Pseudo Code Begin Set beg = 0 Set end = n-1 Set mid = (beg + end ) / 2 while ( (beg <= end ) and (a[mid] ≠ item) ) do if (item < a[mid]) then Set end = mid - 1 else Set beg = mid + 1 endif Set mid = (beg + end ) / 2 endwhile if (beg > end ) then Set loc = -1 else Set loc = mid endif End
Time Complexity The time complexity of a binary search algorithm is O(log n), where 'n' is the number of elements in the sorted array. This makes binary search one of the most efficient search algorithms for sorted data. Binary search follows a divide-and-conquer approach and repeatedly divides the search space in half, discarding one half based on the comparison of the middle element with the target element. By eliminating half of the remaining elements at each step, binary search quickly reduces the search space to a small fraction of the original size. Best Case: O(1) Average Case: O(logn) Worst Case: O(logn)
Advantages Efficiency: It is highly efficient, especially for large sorted data sets, as it drastically reduces the search space with each iteration. Optimal Use of Sorted Data: It requires the data to be sorted, but it takes full advantage of this property. It efficiently narrows down the search range by comparing with the middle element, resulting in faster search times. Versatility: It can be applied to a wide range of applications, such as searching in databases, finding elements in sorted arrays, and implementing search features in algorithms and data structures. Fewer Comparisons: In comparison to linear search, binary search typically requires fewer comparisons to find the target value, making it more efficient, especially for large data sets. Consistent Performance: Binary search consistently performs well on sorted data, regardless of the size of the list or array, offering reliable and predictable search times.

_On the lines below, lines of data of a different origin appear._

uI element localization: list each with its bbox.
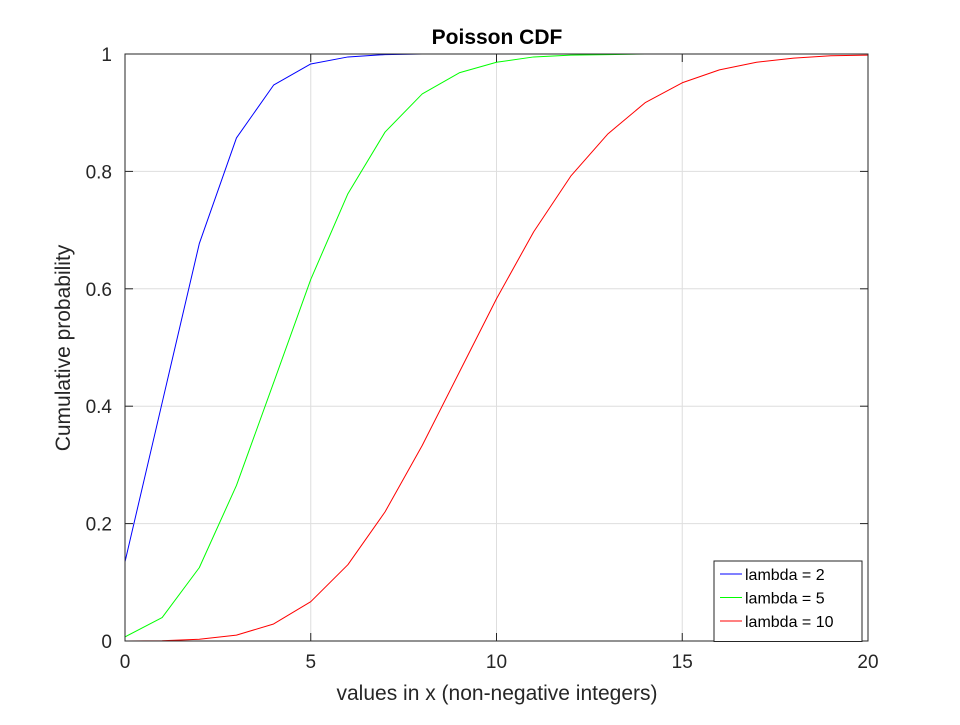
legend-label-2: lambda = 5 [745, 591, 825, 608]
x-tick-label: 0 [120, 652, 131, 673]
chart-title: Poisson CDF [432, 26, 563, 49]
x-tick-label: 15 [672, 652, 693, 673]
x-tick-label: 5 [305, 652, 316, 673]
y-tick-label: 0.8 [86, 162, 112, 183]
x-tick-label: 20 [857, 652, 878, 673]
y-axis-label: Cumulative probability [52, 244, 75, 451]
y-tick-label: 1 [101, 45, 112, 66]
axis-ticks: 0 5 10 15 20 0 0.2 0.4 0.6 0.8 1 [86, 45, 879, 673]
x-axis-label: values in x (non-negative integers) [336, 682, 657, 705]
grid-lines [125, 54, 868, 641]
y-tick-label: 0 [101, 632, 112, 653]
legend: lambda = 2 lambda = 5 lambda = 10 [713, 560, 863, 642]
y-tick-label: 0.2 [86, 515, 112, 536]
legend-label-1: lambda = 2 [745, 567, 825, 584]
y-tick-label: 0.6 [86, 280, 112, 301]
series-line-3 [124, 54, 869, 642]
x-tick-label: 10 [486, 652, 507, 673]
y-tick-label: 0.4 [86, 397, 113, 418]
legend-label-3: lambda = 10 [745, 614, 834, 631]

Limitations Sorted Data Requirement: It requires the input data to be sorted in ascending or descending order. If the data is not already sorted, it must be sorted first, which can add extra time and memory overhead. Limited Applicability: Binary search is only applicable to sorted data sets. It is not suitable for unsorted data or data with dynamic changes. Memory Overhead: Binary search requires random access to elements, which is straightforward with arrays. Inefficient for Dynamic Data: If the data set frequently changes, re-sorting the data each time is impractical. Other search algorithms or data structures like hash tables may be better suited for dynamic data. Performance with Duplicates: Binary search may not always return the first or last occurrence of a duplicate value in the list. Depending on the specific implementation, it may return any of the duplicates found.

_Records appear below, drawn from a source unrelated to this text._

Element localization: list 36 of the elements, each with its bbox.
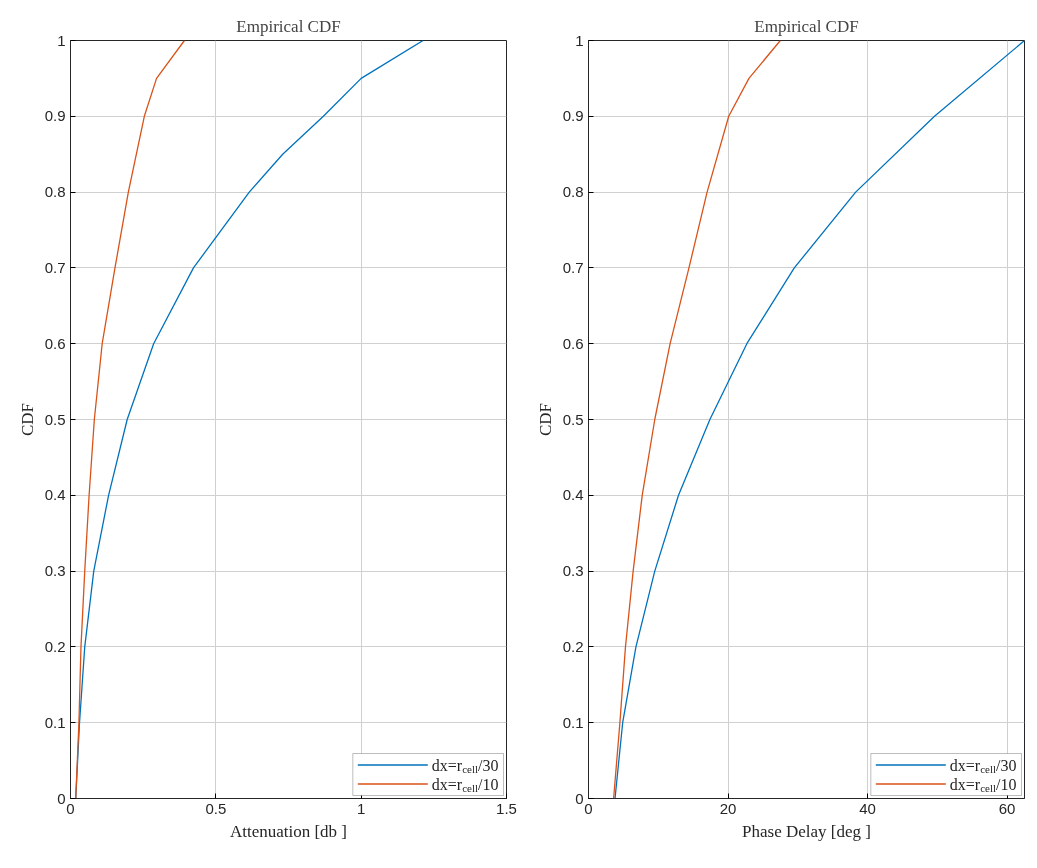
y-axis-title: CDF <box>17 402 37 437</box>
y-tick-label: 0.4 <box>562 486 584 504</box>
y-tick-label: 0.5 <box>562 410 584 428</box>
x-tick-label: 1 <box>357 799 366 817</box>
y-axis-title: CDF <box>535 402 555 437</box>
x-tick-label: 20 <box>719 799 737 817</box>
y-tick-label: 0.2 <box>44 637 66 655</box>
chart-title: Empirical CDF <box>236 16 341 36</box>
y-tick-label: 0.3 <box>562 562 584 580</box>
line-series <box>75 40 424 799</box>
y-tick-label: 0.8 <box>44 183 66 201</box>
y-tick-label: 0.8 <box>562 183 584 201</box>
x-tick-label: 40 <box>859 799 876 817</box>
y-tick-label: 0.3 <box>44 562 66 580</box>
x-tick-label: 1.5 <box>496 799 517 817</box>
line-series <box>75 40 186 799</box>
y-tick-label: 0.1 <box>44 713 66 731</box>
y-tick-label: 0.4 <box>44 486 66 504</box>
chart-title: Empirical CDF <box>754 16 859 36</box>
y-tick-label: 0.7 <box>44 258 66 276</box>
line-series <box>614 40 1025 799</box>
x-tick-label: 0.5 <box>205 799 227 817</box>
y-tick-label: 0.6 <box>44 334 66 352</box>
x-tick-label: 60 <box>998 799 1016 817</box>
y-tick-label: 0.2 <box>562 637 584 655</box>
x-axis-title: Attenuation [db ] <box>229 821 348 841</box>
x-axis-title: Phase Delay [deg ] <box>742 821 871 841</box>
y-tick-label: 0.9 <box>44 107 66 125</box>
y-tick-label: 0.6 <box>562 334 584 352</box>
y-tick-label: 0.5 <box>44 410 66 428</box>
line-series <box>612 40 781 799</box>
y-tick-label: 0.1 <box>562 713 584 731</box>
y-tick-label: 0.7 <box>562 258 584 276</box>
y-tick-label: 1 <box>57 31 66 49</box>
y-tick-label: 1 <box>575 31 584 49</box>
y-tick-label: 0.9 <box>562 107 584 125</box>
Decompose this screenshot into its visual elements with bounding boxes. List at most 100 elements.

Conclusion In conclusion, binary search is a powerful and efficient searching algorithm that dramatically reduces search time through its divide-and-conquer strategy. It is highly suitable for large sorted data sets, providing a logarithmic time complexity for searching operations. With its wide range of applications and ability to optimize search processes, binary search remains a fundamental tool in computer science and data processing.